We proposed this modeling approach to identify agents in which baseline imbalances may yield false-positive or false-negative results, particularly if the control arms are not representative of a broader population [6]. Statistical corrections are frequently applied to early trials since an imbalanced distribution of baseline factors and errors in assessment can affect outcomes separate from treatment effects [19], and non-random variation is more likely to occur in smaller trials [66]. However, we do not believe that application of statistical correction is justified in smaller trials with complex relationships between factors and outcome such as we have demonstrated in stroke [6]. Our prior work showed that issues such as improper use of statistical adjustments as well as a non-representative control arm (with worse outcomes than expected in a large population at multiple sites) were seen in 89 % of a sample of early phase stroke trials that led up to ultimately negative pivotal trials [6].

As imbalances diminish in larger trials, random effects would tend to even out and a more valid result would likely emerge.
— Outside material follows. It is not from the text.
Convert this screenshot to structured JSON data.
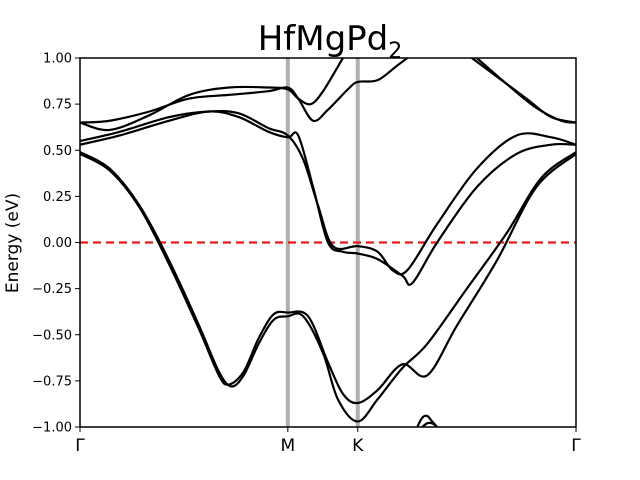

In applying pPREDICTS to early phase RCTs, we suggest the most valid early result would be those studies in which the control arm behaves similarly to the pPREDICTS pooled model. We also propose these models to test case series to a pooled model that can provide some early insight into whether improved outcomes might portend a positive RCT [67] or to look at balanced subgroups [68]. In versions without IVT, this model has successfully predicted retrospectively both the positive NINDS rt-PA trial and all negative phase 3 trials such as AbESTT and SAINT II [9]. Other updates have correctly identified among others, the negative citicoline trial [6], DP-b99, the zinc chelator [69], all of which had either non-representative control arms or major imbalances. Given this track record, perhaps this approach could aid in decision making related to which agents to pursue based on their early results [6].